RACHEL MARTIN, HOST:
It's almost Thanksgiving, which for most people in America means turkey and stuffing and family - but most importantly, stuffing. And we asked you what kind of stuffing do you make at home. We got a lot of answers and a lot of recipes. But one thing was clear. Some of you are very, very attached to your stuffing recipes, like Amy Meredith of Rochester, N.Y., who said she grew up with a simple bread stuffing, her mother's recipe. And then one year, she went to her boyfriend's house for Thanksgiving, where they served something a little different.
AMY MEREDITH: As soon as I took my first bite, I realized my mistake because I got a mouthful of what can only be described as fishy, slimy gob of grossness.
MARTIN: It was oyster stuffing, and she was not used to it. And she actually cried.
MEREDITH: That stuffing represented for me everything that felt wrong. I was so homesick. And it was the wrong food and the wrong family. And I just cried.
MARTIN: Everything worked out for Amy. She married that boyfriend, and now his family serves their stuffing with the oysters on the side. But why was her reaction to their stuffing so strong? We turned to WEEKEND EDITION food commentator Bonny Wolf for answers. She joins us in studio. Hey, Bonny.
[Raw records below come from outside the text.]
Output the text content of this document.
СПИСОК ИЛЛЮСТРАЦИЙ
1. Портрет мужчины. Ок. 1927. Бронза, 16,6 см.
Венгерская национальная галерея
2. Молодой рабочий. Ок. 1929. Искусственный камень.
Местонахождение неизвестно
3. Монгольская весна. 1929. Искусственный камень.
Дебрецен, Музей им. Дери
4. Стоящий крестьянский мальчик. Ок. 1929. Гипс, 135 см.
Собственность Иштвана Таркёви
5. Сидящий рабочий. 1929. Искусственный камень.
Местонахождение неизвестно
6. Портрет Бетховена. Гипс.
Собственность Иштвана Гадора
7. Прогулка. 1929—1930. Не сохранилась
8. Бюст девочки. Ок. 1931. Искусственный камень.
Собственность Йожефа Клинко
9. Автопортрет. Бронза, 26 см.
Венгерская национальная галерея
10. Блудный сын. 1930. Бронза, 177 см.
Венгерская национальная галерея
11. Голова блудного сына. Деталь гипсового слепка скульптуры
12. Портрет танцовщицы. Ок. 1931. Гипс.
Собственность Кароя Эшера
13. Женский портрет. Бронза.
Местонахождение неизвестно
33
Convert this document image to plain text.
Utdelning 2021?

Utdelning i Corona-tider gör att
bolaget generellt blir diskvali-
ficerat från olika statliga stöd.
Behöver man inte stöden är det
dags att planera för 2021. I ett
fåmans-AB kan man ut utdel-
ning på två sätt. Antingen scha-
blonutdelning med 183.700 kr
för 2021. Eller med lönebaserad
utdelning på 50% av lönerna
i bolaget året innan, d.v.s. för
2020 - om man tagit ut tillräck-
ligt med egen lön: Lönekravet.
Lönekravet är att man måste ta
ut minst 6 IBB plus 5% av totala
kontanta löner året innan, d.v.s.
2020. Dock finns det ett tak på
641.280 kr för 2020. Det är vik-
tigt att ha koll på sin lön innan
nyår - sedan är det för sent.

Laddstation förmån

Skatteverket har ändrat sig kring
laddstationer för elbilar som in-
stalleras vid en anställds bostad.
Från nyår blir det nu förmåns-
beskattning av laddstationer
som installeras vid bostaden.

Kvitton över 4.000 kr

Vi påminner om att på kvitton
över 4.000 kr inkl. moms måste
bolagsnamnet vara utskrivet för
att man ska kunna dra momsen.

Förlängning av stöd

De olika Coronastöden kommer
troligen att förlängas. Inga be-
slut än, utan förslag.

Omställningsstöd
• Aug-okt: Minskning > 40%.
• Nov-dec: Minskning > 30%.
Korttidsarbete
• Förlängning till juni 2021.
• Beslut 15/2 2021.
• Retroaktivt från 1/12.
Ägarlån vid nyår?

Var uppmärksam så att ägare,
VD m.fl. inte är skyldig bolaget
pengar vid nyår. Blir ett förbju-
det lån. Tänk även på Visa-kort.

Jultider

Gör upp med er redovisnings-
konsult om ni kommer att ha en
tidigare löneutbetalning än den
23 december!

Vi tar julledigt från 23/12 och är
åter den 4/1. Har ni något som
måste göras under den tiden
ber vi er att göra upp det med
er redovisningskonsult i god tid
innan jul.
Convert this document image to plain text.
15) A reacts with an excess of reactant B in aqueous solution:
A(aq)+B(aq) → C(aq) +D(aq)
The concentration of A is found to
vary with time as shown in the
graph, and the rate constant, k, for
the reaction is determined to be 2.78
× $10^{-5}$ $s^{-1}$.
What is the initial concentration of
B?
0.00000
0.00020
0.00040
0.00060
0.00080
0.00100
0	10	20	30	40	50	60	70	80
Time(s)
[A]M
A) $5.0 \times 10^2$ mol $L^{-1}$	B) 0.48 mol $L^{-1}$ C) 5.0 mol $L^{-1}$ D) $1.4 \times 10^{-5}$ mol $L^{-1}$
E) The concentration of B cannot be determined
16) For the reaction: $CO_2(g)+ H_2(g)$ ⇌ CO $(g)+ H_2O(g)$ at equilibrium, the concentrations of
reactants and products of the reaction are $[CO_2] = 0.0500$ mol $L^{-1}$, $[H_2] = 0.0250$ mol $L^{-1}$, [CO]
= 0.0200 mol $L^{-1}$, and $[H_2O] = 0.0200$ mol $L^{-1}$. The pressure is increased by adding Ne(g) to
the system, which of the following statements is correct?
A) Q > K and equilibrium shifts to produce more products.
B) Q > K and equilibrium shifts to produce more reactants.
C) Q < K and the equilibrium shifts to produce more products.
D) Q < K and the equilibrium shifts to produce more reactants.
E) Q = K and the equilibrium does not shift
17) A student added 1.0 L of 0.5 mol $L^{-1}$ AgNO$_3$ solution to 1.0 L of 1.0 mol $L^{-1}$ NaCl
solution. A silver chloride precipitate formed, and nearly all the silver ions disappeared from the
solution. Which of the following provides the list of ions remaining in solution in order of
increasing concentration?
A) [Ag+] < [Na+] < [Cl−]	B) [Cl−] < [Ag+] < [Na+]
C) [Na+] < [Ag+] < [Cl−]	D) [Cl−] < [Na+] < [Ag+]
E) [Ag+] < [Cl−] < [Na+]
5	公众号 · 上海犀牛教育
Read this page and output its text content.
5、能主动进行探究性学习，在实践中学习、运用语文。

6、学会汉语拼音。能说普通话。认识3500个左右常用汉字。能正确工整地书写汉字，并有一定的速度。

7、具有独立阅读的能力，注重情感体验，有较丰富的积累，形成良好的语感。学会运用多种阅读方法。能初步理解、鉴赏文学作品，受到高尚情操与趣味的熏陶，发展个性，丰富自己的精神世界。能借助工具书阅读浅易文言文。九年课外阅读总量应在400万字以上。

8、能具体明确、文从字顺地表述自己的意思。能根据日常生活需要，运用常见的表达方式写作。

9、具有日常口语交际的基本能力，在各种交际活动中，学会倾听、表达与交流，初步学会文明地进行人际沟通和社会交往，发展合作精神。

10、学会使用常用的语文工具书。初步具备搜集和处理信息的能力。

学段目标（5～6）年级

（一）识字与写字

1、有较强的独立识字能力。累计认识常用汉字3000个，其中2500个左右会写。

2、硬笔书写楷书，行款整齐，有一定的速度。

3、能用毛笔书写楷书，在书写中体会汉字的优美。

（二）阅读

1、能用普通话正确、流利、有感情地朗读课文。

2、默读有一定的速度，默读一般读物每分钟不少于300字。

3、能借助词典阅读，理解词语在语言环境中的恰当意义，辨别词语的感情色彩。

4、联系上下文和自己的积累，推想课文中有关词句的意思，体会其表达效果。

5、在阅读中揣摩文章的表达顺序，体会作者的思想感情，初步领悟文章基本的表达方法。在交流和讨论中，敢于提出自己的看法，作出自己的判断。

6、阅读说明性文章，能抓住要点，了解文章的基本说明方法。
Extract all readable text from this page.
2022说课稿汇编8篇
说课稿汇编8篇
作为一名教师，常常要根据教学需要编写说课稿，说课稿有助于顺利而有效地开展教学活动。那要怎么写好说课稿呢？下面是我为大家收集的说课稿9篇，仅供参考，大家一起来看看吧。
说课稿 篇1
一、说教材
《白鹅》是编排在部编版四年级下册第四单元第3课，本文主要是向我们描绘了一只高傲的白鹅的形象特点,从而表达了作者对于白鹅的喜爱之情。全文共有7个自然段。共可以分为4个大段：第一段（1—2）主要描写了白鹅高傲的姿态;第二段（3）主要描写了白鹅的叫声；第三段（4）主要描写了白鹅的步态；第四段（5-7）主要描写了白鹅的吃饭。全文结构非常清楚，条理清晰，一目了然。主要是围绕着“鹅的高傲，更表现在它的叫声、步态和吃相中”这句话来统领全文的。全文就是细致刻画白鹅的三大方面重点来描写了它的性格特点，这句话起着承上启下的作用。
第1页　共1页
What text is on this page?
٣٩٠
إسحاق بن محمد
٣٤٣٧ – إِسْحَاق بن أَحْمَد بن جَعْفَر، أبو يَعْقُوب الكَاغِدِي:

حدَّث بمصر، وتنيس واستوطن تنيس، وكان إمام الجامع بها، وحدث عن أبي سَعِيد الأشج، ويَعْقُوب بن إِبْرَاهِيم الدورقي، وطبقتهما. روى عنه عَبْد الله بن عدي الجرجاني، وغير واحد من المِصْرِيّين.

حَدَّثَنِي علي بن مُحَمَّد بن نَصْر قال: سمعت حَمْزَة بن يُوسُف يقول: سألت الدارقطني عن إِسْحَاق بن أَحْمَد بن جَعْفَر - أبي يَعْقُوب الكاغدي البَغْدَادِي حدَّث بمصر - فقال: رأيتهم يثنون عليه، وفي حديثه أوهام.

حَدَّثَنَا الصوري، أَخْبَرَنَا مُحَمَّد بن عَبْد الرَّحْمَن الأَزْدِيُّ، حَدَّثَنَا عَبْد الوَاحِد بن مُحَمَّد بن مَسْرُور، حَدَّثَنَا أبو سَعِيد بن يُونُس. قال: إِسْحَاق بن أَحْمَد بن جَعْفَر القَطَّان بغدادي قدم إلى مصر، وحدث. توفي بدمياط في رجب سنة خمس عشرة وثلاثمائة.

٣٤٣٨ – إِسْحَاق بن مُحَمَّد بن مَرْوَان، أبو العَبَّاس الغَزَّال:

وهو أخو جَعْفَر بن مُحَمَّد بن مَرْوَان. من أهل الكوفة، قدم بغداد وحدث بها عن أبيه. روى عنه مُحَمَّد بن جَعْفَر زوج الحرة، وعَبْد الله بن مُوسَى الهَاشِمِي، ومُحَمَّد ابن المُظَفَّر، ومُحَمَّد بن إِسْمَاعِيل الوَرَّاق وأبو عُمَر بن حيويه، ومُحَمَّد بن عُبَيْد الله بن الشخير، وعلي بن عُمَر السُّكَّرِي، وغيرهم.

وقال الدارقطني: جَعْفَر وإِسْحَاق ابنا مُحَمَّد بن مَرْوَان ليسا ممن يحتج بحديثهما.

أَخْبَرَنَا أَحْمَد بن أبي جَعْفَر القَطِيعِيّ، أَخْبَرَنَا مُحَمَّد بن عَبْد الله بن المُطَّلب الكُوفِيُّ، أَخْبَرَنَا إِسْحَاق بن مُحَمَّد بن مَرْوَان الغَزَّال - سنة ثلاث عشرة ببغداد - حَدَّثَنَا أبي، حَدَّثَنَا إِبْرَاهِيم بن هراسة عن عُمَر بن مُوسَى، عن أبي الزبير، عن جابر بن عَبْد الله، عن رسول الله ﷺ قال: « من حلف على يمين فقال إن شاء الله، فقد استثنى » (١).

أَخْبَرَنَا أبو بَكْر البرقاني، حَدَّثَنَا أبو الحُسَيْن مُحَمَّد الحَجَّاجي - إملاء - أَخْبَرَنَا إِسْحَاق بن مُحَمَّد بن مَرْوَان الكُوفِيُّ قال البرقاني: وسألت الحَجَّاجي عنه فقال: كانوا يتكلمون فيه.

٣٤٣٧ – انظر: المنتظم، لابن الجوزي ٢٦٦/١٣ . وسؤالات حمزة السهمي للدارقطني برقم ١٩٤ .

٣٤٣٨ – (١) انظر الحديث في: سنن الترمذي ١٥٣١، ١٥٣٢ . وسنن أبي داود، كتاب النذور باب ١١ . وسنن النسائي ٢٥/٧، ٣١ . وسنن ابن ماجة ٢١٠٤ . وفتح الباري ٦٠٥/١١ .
BONNY WOLF, BYLINE: Hi, Rachel.
MARTIN: What is it about stuffing, Bonny? Why is it so sacred?
WOLF: Well, I think Thanksgiving is the most evocative holiday for eating. And you could have turkey other times of the year. You could have possibly even cranberries. But stuffing really is connected to Thanksgiving. And so many things go into it. And there's so many things that tie it to where you grew up, what the traditions are in your home, that I think people are just really, really attached to their stuffing.
MARTIN: Let's step back for a second because we also noticed a lot of strong opinions about what stuffing should even be called, right? There's a debate about this.
WOLF: Yeah (laughter). This - a lot of people wrote in and said, stuffing is for Thanksgiving; dressing is for your salad. Other people said, dressing is for Thanksgiving; stuffing is for a teddy bear. So we had a lot of this. And it's also a regional difference. The people north of the Mason-Dixon Line say stuffing in general. People south of the Mason-Dixon Line say dressing, except for a few people in the Midwest who also call it dressing. And then there are people in central Pennsylvania who call it filling. It's mostly Pennsylvanian Dutch, Amish. And it's often made with mashed potatoes and rye bread.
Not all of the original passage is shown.